Alors qu’elle assume pleinement le processus de vieillissement, Sarah, qui a lancé sa première entreprise immobilière à 19 ans avec son mari, affirme qu’il y a une chose avec laquelle elle a du mal à vieillir : la jeune génération.
« C’est bizarre parfois quand vous rencontrez quelqu’un et qu’il est vraiment intelligent et qu’il sait plein de choses et que vous auriez pu lui donner naissance », rit-elle.

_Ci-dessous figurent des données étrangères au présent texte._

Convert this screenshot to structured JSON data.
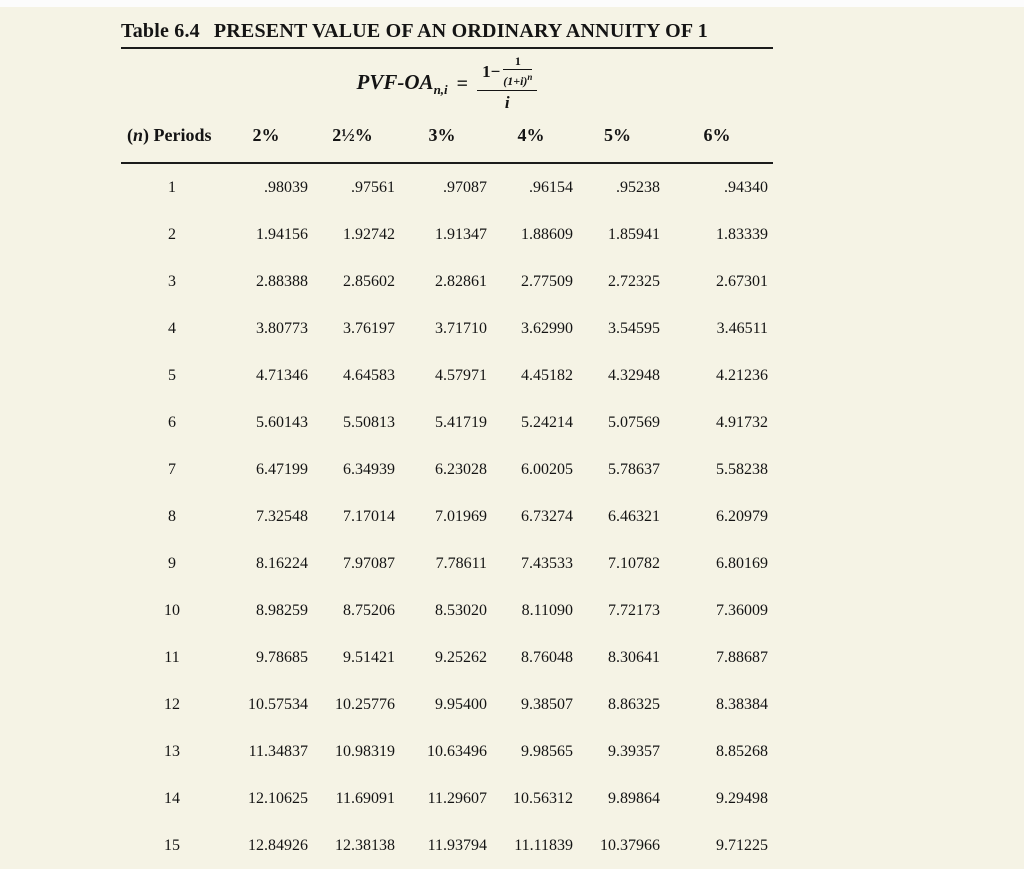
{
  "title": {
    "label": "Table 6.4",
    "heading": "PRESENT VALUE OF AN ORDINARY ANNUITY OF 1"
  },
  "formula": {
    "lhs_name": "PVF-OA",
    "lhs_subscript": "n,i",
    "equals": "=",
    "numerator_prefix": "1−",
    "inner_numerator": "1",
    "inner_denominator_base": "(1+i)",
    "inner_denominator_exponent": "n",
    "denominator": "i"
  },
  "table": {
    "period_header": {
      "open": "(",
      "symbol": "n",
      "close": ") Periods"
    },
    "rate_headers": [
      "2%",
      "2½%",
      "3%",
      "4%",
      "5%",
      "6%"
    ],
    "rows": [
      {
        "period": "1",
        "values": [
          ".98039",
          ".97561",
          ".97087",
          ".96154",
          ".95238",
          ".94340"
        ]
      },
      {
        "period": "2",
        "values": [
          "1.94156",
          "1.92742",
          "1.91347",
          "1.88609",
          "1.85941",
          "1.83339"
        ]
      },
      {
        "period": "3",
        "values": [
          "2.88388",
          "2.85602",
          "2.82861",
          "2.77509",
          "2.72325",
          "2.67301"
        ]
      },
      {
        "period": "4",
        "values": [
          "3.80773",
          "3.76197",
          "3.71710",
          "3.62990",
          "3.54595",
          "3.46511"
        ]
      },
      {
        "period": "5",
        "values": [
          "4.71346",
          "4.64583",
          "4.57971",
          "4.45182",
          "4.32948",
          "4.21236"
        ]
      },
      {
        "period": "6",
        "values": [
          "5.60143",
          "5.50813",
          "5.41719",
          "5.24214",
          "5.07569",
          "4.91732"
        ]
      },
      {
        "period": "7",
        "values": [
          "6.47199",
          "6.34939",
          "6.23028",
          "6.00205",
          "5.78637",
          "5.58238"
        ]
      },
      {
        "period": "8",
        "values": [
          "7.32548",
          "7.17014",
          "7.01969",
          "6.73274",
          "6.46321",
          "6.20979"
        ]
      },
      {
        "period": "9",
        "values": [
          "8.16224",
          "7.97087",
          "7.78611",
          "7.43533",
          "7.10782",
          "6.80169"
        ]
      },
      {
        "period": "10",
        "values": [
          "8.98259",
          "8.75206",
          "8.53020",
          "8.11090",
          "7.72173",
          "7.36009"
        ]
      },
      {
        "period": "11",
        "values": [
          "9.78685",
          "9.51421",
          "9.25262",
          "8.76048",
          "8.30641",
          "7.88687"
        ]
      },
      {
        "period": "12",
        "values": [
          "10.57534",
          "10.25776",
          "9.95400",
          "9.38507",
          "8.86325",
          "8.38384"
        ]
      },
      {
        "period": "13",
        "values": [
          "11.34837",
          "10.98319",
          "10.63496",
          "9.98565",
          "9.39357",
          "8.85268"
        ]
      },
      {
        "period": "14",
        "values": [
          "12.10625",
          "11.69091",
          "11.29607",
          "10.56312",
          "9.89864",
          "9.29498"
        ]
      },
      {
        "period": "15",
        "values": [
          "12.84926",
          "12.38138",
          "11.93794",
          "11.11839",
          "10.37966",
          "9.71225"
        ]
      }
    ]
  },
  "colors": {
    "background": "#f5f3e5",
    "top_strip": "#fcfcfc",
    "text": "#141414",
    "rule": "#1b1b1b"
  }
}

« C’est vraiment bizarre. Pourquoi as-tu un travail ? Tu es un bébé. Non, tu as 25 ou 20 ans. Je parle de ce que j’ai fait la nuit du millénaire et ils me disent, oh, je ne suis pas né. Et puis ils t’emmènent déjeuner, comme si tu étais le patron et que tu ne pouvais pas t’empêcher de leur parler de leur mère.
« Je ne déteste pas ça. Au fait, j’adore ça. C’est juste bizarre pour moi que quelqu’un soit qualifié dans quelque chose et que tu penses que tu pourrais être l’un de mes bébés. C’est très difficile de ne pas parler aux gens comme s’ils étaient l’un des amis de tes enfants. »
Écoutez le podcast Second Act, maintenant disponible Podcasts Apple, Spotify, Podcasts Amazon et YouTube.